Zwischen Dezember 2016 und April 2017 haben die Menschenrechtler die Arbeit der Gewerkschaftsorganisationen in den besetzten Gebieten der Region Luhansk untersucht. Sie führten 57 Interviews durch. Sie sprachen per Telefon und Skype mit Mitgliedern der sogenannten “Föderation der Gewerkschaften der Volksrepublik Luhansk” sowie mit einigen Leitern von Unternehmen in den von Kiew nicht kontrollierten Gebieten des Donbass. Sie sprachen außerdem mit ehemaligen aktiven Gewerkschaftsmitgliedern sowie persönlich auch mit Beschäftigten von Unternehmen aus neun Städten, die nicht von der ukrainischen Regierung kontrolliert werden.

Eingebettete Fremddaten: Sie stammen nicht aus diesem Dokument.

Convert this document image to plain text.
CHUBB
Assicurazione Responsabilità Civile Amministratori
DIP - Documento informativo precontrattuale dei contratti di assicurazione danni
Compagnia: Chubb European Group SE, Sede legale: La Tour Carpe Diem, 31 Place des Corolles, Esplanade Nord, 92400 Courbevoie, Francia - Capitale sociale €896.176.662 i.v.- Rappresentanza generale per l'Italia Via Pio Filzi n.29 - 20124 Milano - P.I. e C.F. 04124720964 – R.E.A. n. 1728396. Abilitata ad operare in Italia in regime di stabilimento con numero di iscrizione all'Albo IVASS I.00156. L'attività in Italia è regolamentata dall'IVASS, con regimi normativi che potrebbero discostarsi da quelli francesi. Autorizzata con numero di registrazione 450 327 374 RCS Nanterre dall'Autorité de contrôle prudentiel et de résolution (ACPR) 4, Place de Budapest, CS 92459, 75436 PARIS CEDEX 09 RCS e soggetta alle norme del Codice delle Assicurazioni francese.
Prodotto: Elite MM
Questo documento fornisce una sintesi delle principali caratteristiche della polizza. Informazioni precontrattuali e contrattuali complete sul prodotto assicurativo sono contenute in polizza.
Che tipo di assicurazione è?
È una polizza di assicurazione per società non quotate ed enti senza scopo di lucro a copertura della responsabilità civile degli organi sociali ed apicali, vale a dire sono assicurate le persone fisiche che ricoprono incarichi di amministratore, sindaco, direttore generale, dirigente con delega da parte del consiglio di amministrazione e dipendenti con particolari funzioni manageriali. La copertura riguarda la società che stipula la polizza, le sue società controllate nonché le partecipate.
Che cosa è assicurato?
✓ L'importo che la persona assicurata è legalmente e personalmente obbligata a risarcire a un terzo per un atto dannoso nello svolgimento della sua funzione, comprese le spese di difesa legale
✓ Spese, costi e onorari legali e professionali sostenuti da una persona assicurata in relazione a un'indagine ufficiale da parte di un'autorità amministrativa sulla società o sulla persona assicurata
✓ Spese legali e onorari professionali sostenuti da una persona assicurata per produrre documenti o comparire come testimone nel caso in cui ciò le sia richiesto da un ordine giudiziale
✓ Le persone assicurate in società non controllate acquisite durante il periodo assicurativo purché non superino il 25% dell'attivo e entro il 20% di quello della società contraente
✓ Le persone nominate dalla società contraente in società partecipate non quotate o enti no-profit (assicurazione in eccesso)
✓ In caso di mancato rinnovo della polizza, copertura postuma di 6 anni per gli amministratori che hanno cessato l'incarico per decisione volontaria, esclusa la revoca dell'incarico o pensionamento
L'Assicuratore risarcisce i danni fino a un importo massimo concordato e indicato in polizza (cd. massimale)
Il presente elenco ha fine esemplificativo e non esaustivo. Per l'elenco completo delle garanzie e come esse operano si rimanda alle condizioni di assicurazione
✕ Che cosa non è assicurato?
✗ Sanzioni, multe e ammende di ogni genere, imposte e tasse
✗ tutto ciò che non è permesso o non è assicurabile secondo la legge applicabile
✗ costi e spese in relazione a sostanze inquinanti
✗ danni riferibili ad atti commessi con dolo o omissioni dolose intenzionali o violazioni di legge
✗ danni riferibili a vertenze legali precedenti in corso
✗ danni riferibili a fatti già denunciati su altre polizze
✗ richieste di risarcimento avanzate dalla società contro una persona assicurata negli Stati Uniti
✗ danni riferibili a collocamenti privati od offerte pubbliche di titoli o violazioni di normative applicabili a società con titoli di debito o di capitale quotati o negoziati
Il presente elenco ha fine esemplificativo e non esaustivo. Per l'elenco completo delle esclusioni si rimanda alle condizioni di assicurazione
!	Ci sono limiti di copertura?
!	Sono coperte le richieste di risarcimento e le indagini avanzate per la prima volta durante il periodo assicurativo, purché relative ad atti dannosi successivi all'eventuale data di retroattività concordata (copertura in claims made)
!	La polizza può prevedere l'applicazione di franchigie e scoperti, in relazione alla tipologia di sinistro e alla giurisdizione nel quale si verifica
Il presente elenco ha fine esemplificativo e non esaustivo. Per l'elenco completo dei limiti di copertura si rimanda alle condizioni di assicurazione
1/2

Gewerkschaften unter Druck
Pawlo Lysjanskyj, Leiter der “Östlichen Menschenrechtsgruppe”, sagte, dass die sogenannte “Föderation der Gewerkschaften der Volksrepublik Luhansk” im Juni 2014 geschaffen worden sei. Die selbsternannten Machthaber der Region hätten die Gewerkschaften, die bislang ukrainischen Verbänden angehört hätten, gezwungen, der “Luhansker Gewerkschafts-Föderation” beizutreten. Gewerkschaftsführer, die dies abgelehnt hätten, seien unter Druck gesetzt worden. Lysjanskyj zufolge wurden sie verhört und für zehn Tage verhaftet. Ihnen sei gedroht worden, wegen des Verdachts auf “Extremismus” zur strafrechtlichen Verantwortung gezogen zu werden. Im Bericht der Menschenrechtler wird betont, dass alle Versuche, eine Gegen-Gewerkschaft zu organisieren oder aus der “Föderation der Gewerkschaften der Volksrepublik Luhansk” freiwillig auszutreten, mit Verhaftungen der Mitglieder der Initiativgruppen geendet hätten.
Proteste sind in den von der Ukraine nicht kontrollierten Gebieten faktisch verboten. “Es gab Fälle, und wir hatten darüber berichtet, wo Bergarbeiter mehr Lohn gefordert hatten. Aber die Demonstrationen wurden gewaltsam erstickt. Es gibt keine Justiz als solche. Die sogenannten Gerichte akzeptieren keine Klagen, bei denen es darum geht, dass den Menschen keine Löhne gezahlt werden. Es gibt auch keinen Arbeitsschutz in Unternehmen”, so Lysjanskyj. Ihm zufolge gibt es in offen zugänglichen Quellen nirgendwo Kritik an der sogenannten Regierung seitens der “Föderation der Gewerkschaften der Volksrepublik Luhansk”. “Das ist eigentlich unlogisch, weil der Schutz der sozialen und wirtschaftlichen Rechte immer Kritik an der Regierung erfordert“, so Lysjanskyj. Er fügte hinzu, all dies würde gegen die Europäische Menschenrechtskonvention und die Allgemeine Erklärung der Menschenrechte verstoßen.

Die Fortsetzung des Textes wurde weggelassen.